Mr. Obama earlier this week threatened to veto the bill, which passed the House with bipartisan support by a vote of 261 to 159 on Friday afternoon. Twenty-six Democrats voted in favor of the bill.
The measure undoes a 40-year-old ban on exporting American oil. The policy originated in the 1970s, when global shortages and the Arab oil embargo led the U.S. to closely guard its own supply, but proponents of lifting the ban say it has outlived its usefulness at a time when U.S. oil-and-gas production has reached record highs.
Those proponents argue lifting the ban not only would lead to more American jobs and increase U.S. exports abroad, they also point to Obama administration research that shows ending the prohibition likely would drive down domestic gasoline prices.
Supporters also say lifting the ban would carry significant geopolitical benefits by reducing allies’ dependence on nations such as Russia for fuel.
“Today’s vote starts us down the path to a new era of energy security, saving consumers billions and creating jobs across the country,” Jack Gerard, president and CEO of the American Petroleum Institute, said in a statement. “American producers would be able to compete on a level playing field with countries like Iran and Russia, providing security to our allies and accelerating the energy revolution that has revitalized our economy.”
But the White House has in recent days reiterated its opposition to the legislation and has framed the battle over exports in a broader context, saying Congress essentially should abandon any fossil-fuels legislation and focus instead on renewable power.
“Legislation to remove crude export restrictions is not needed at this time,” the White House said in a Wednesday statement of administration policy, the most common vehicle for a formal veto threat. “Rather, Congress should be focusing its efforts on supporting our transition to a low-carbon economy.
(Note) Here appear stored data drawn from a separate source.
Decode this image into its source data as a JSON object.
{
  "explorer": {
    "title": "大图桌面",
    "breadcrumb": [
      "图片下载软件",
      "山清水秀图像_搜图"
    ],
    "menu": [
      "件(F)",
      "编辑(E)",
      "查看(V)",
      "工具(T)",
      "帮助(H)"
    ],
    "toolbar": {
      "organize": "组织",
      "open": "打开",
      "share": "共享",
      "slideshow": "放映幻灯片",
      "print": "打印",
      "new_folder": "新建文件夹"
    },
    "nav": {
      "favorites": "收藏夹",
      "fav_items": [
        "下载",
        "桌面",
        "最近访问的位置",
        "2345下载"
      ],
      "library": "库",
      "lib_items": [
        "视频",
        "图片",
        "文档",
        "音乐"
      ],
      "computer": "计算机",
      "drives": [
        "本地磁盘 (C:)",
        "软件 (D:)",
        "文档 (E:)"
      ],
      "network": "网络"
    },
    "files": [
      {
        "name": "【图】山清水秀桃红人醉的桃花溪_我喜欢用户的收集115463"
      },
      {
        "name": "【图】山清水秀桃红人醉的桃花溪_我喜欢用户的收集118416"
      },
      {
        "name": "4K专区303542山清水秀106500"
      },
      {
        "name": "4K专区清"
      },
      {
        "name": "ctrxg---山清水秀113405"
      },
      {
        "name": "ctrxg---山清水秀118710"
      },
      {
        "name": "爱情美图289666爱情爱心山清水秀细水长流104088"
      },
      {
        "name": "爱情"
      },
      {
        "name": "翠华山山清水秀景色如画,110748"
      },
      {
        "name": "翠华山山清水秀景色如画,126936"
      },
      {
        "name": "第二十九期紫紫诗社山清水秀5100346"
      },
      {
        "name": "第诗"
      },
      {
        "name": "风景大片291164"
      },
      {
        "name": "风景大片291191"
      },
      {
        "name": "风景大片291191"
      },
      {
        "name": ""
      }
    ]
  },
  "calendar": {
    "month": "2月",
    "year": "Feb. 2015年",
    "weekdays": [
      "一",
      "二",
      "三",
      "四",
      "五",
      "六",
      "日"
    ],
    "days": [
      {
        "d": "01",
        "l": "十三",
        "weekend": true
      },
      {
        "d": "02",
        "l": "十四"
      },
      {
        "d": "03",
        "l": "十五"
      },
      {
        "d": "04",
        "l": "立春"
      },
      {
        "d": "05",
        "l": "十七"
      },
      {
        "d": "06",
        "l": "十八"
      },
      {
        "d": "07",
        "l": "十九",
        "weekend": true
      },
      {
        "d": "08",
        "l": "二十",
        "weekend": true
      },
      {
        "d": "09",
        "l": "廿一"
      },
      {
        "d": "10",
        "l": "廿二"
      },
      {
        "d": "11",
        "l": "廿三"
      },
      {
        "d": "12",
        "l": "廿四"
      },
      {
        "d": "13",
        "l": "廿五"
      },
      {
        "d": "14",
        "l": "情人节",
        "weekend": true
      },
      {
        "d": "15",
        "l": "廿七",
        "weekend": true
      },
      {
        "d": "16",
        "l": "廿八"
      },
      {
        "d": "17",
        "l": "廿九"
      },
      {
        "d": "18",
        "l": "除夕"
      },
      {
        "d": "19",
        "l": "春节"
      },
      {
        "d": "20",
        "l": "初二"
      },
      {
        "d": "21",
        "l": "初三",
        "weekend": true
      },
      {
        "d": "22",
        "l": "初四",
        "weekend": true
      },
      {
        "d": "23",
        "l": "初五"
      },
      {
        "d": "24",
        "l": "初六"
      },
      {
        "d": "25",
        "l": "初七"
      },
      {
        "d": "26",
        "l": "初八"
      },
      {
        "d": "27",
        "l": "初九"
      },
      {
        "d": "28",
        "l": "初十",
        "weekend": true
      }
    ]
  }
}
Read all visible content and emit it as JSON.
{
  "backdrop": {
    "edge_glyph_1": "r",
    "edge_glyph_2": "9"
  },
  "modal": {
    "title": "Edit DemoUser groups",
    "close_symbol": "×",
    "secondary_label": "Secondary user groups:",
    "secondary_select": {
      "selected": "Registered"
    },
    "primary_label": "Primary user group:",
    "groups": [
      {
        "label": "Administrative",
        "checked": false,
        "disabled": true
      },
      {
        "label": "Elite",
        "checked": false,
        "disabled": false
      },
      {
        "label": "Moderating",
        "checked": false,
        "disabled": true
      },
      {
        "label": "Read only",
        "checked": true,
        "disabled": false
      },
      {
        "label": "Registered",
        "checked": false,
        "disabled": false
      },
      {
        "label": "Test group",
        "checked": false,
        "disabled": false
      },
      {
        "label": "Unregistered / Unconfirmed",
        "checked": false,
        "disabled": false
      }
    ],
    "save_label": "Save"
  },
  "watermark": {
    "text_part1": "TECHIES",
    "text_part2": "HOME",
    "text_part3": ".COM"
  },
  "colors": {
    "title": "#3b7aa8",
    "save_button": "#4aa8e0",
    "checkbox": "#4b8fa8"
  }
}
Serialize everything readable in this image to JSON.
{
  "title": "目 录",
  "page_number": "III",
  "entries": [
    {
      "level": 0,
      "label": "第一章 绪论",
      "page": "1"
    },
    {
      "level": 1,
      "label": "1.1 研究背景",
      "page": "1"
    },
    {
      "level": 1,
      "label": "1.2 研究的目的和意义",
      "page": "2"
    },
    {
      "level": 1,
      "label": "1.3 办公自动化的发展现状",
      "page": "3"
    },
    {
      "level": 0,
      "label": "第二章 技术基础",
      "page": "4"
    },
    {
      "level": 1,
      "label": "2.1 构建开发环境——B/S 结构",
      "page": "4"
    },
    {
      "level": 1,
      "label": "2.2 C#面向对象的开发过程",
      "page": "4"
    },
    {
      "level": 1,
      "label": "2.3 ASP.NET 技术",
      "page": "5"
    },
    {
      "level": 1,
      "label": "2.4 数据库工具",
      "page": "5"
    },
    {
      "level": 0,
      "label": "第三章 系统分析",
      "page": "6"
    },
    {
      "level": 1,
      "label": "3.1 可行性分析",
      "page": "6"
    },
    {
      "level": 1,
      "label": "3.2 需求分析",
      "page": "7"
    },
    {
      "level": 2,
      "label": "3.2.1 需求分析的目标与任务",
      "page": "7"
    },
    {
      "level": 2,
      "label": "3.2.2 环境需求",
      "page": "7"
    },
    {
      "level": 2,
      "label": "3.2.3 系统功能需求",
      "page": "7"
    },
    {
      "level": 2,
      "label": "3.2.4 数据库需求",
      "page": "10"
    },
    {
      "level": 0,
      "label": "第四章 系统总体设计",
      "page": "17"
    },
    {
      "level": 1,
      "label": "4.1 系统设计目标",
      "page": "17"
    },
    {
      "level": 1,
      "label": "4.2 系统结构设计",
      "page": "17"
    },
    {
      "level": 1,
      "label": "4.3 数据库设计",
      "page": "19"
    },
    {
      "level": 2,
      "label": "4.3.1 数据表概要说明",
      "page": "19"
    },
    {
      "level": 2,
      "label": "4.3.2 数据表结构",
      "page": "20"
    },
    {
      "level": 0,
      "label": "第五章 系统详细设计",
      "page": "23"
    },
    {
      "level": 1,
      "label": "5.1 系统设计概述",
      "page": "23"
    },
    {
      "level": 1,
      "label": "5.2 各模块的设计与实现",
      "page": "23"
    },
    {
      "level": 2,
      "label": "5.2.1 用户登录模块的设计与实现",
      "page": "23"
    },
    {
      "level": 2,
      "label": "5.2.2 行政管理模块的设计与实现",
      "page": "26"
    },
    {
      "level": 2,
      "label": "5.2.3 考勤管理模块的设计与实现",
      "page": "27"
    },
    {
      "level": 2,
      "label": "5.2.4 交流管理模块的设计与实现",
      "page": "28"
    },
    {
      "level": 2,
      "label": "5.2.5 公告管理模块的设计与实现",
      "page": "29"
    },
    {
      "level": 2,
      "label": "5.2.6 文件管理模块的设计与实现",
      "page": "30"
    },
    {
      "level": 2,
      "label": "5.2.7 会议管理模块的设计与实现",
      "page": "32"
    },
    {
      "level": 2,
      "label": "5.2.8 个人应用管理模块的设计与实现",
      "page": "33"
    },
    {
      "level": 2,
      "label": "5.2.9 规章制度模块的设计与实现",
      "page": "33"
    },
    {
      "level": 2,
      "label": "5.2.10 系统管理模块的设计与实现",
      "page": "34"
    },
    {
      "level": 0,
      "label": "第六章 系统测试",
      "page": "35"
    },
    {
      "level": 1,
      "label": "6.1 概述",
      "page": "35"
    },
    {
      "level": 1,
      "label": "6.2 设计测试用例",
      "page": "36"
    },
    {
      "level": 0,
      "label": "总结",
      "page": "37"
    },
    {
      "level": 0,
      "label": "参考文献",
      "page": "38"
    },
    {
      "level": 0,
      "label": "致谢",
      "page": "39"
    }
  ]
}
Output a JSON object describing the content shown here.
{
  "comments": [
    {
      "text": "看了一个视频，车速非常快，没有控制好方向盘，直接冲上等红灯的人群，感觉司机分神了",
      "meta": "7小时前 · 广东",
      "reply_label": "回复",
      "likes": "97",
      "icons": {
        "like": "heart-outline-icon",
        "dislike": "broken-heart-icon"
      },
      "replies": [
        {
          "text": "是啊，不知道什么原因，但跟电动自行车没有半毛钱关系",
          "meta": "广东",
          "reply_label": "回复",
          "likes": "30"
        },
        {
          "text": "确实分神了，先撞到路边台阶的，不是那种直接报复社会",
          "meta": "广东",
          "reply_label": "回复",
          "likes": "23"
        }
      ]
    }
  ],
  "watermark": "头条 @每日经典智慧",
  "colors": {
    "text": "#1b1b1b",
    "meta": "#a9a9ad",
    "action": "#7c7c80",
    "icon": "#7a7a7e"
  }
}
It could do this through a variety of measures, including ending the billions of dollars a year in federal subsidies provided to oil companies and instead investing in wind, solar, energy efficiency, and other clean technologies to meet America’s energy needs.”
Ending the ban also has bipartisan support in the Senate, though it’s unclear if there is enough backing to override Mr. Obama’s veto. Overriding a presidential veto requires a two-thirds vote in both the House and Senate.